Pourquoi les robots incapables de communiquer naturellement ne seront pas adoptés
À l'occasion des récents grands salons technologiques, les robots humanoïdes ont multiplié les démonstrations de marche, de navigation et de manipulation d'objets avec une dextérité jugée impensable il y a encore quelques années. Pourtant, selon une tribune publiée par un responsable de Treble, entreprise spécialisée dans les technologies audio et vocales pour l'intelligence artificielle, l'interaction vocale avec ces machines reste décevante. L'auteur, biologiste de formation avant de se tourner vers l'audio, rappelle un chiffre issu des neurosciences: chez l'humain, l'ouïe représente la deuxième source sensorielle la plus coûteuse en énergie cérébrale après la vision, mobilisant environ 15 à 20% du traitement sensoriel selon les contextes. Il pointe aussi l'écosystème actuel de simulation, dominé par des plateformes comme NVIDIA Isaac Sim, qui a permis un entraînement massif et rapide des capacités visuelles et locomotrices, mais laisse la perception auditive largement sous-développée.
Cette lacune touche directement la question de l'adoption des robots humanoïdes et, plus largement, de l'IA physique mobile. Pour l'auteur, l'interaction homme-machine deviendra le facteur décisif de l'acceptation de ces systèmes, car elle conditionne la confiance, la sécurité, l'efficacité et la facilité d'usage au quotidien. Le problème n'est pas seulement technique mais environnemental: un robot doit pouvoir comprendre et se faire comprendre dans des environnements réels bruyants, changeants et imprévisibles, qu'il s'agisse d'un salon professionnel bondé, d'un site industriel, d'une rue urbaine ou d'un domicile rempli de sources sonores mouvantes et de réverbération, des conditions bien différentes des environnements contrôlés où sont généralement testés les systèmes vocaux embarqués actuels.

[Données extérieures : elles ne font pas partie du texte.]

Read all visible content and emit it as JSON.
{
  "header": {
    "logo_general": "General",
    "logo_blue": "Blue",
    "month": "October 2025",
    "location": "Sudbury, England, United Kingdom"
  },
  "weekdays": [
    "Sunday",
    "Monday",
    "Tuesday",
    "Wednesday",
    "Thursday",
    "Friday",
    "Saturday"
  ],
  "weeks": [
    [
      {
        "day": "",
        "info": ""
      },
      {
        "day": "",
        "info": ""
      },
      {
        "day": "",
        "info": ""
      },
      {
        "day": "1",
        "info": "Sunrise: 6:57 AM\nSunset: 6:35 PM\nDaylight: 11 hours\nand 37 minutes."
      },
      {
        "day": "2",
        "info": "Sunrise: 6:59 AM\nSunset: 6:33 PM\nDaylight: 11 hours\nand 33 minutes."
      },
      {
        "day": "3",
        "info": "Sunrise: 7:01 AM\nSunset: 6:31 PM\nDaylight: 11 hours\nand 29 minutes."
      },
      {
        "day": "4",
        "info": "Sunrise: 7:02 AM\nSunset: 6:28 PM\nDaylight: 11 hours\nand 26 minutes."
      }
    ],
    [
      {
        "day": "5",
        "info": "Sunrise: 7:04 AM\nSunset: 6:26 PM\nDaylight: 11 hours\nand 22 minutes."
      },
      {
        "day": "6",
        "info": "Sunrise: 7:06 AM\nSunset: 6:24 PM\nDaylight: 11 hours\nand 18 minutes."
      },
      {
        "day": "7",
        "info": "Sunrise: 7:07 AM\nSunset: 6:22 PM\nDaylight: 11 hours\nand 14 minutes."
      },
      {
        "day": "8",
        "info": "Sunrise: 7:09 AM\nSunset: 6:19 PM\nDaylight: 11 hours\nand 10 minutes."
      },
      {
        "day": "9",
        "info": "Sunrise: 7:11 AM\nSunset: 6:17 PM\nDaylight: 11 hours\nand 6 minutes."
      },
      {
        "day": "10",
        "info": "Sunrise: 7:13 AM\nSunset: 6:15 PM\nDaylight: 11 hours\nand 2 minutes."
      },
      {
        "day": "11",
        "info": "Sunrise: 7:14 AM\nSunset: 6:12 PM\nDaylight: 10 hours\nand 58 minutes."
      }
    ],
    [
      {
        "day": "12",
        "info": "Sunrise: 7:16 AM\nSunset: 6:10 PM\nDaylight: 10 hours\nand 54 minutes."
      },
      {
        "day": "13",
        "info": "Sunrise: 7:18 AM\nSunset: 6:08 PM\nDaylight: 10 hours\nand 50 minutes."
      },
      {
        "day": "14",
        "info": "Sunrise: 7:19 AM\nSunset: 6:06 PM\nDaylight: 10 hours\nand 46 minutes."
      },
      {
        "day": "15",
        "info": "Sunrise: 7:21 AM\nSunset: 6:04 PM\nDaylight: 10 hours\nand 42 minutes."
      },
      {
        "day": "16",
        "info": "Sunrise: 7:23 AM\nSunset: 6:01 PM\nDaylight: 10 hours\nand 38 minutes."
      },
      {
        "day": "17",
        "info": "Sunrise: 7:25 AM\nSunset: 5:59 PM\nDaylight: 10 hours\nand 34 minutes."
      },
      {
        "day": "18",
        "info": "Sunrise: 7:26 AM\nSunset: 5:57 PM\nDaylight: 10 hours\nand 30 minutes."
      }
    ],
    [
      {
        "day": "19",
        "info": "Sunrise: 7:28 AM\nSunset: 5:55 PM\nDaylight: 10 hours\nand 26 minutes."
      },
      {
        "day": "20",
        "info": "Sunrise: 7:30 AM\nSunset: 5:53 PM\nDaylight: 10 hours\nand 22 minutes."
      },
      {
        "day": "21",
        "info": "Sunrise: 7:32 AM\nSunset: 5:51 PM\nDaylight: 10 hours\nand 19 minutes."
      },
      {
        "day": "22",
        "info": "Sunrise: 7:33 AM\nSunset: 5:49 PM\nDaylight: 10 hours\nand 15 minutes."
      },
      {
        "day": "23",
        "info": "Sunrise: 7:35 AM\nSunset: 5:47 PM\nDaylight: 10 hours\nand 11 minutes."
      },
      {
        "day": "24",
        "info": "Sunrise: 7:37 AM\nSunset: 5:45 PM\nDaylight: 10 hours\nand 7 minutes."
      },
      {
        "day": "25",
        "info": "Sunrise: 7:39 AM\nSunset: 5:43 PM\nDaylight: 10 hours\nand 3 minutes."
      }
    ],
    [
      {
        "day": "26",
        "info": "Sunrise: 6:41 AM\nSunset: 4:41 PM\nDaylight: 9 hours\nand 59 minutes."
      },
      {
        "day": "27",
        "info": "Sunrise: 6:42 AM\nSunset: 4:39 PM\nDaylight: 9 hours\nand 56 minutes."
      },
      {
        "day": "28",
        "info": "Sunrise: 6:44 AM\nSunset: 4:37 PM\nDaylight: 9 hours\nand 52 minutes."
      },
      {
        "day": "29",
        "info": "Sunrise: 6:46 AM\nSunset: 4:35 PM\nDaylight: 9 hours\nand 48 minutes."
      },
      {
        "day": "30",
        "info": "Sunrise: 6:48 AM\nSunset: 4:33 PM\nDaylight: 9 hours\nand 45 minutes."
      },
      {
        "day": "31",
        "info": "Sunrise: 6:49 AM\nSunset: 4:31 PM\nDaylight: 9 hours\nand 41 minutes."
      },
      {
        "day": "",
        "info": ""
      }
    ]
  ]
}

Pour les intégrateurs et décideurs industriels, ce constat suggère que la course aux humanoïdes, focalisée sur la locomotion et la vision comme signaux visibles de progrès, pourrait buter sur un goulot d'étranglement moins spectaculaire mais tout aussi critique pour un déploiement à grande échelle.
Ce déséquilibre s'explique selon l'auteur par des choix rationnels plutôt que par une négligence délibérée: la vision bénéficie d'un écosystème mature, avec des données abondantes, des benchmarks établis et des pipelines d'entraînement éprouvés, tandis que l'audio souffre de contraintes de calcul, de bande passante d'ingénierie limitée et d'un manque de priorisation historique. La tribune ne cite pas de produit, de date de déploiement ni de partenariat commercial précis, elle relève d'une prise de position argumentée plutôt que d'une annonce produit. Elle invite néanmoins le secteur, encore focalisé sur des repères de progrès visibles comme la marche ou la préhension, à considérer la perception et la communication auditives comme un chantier aussi structurant que la vision pour la prochaine génération de robots physiques.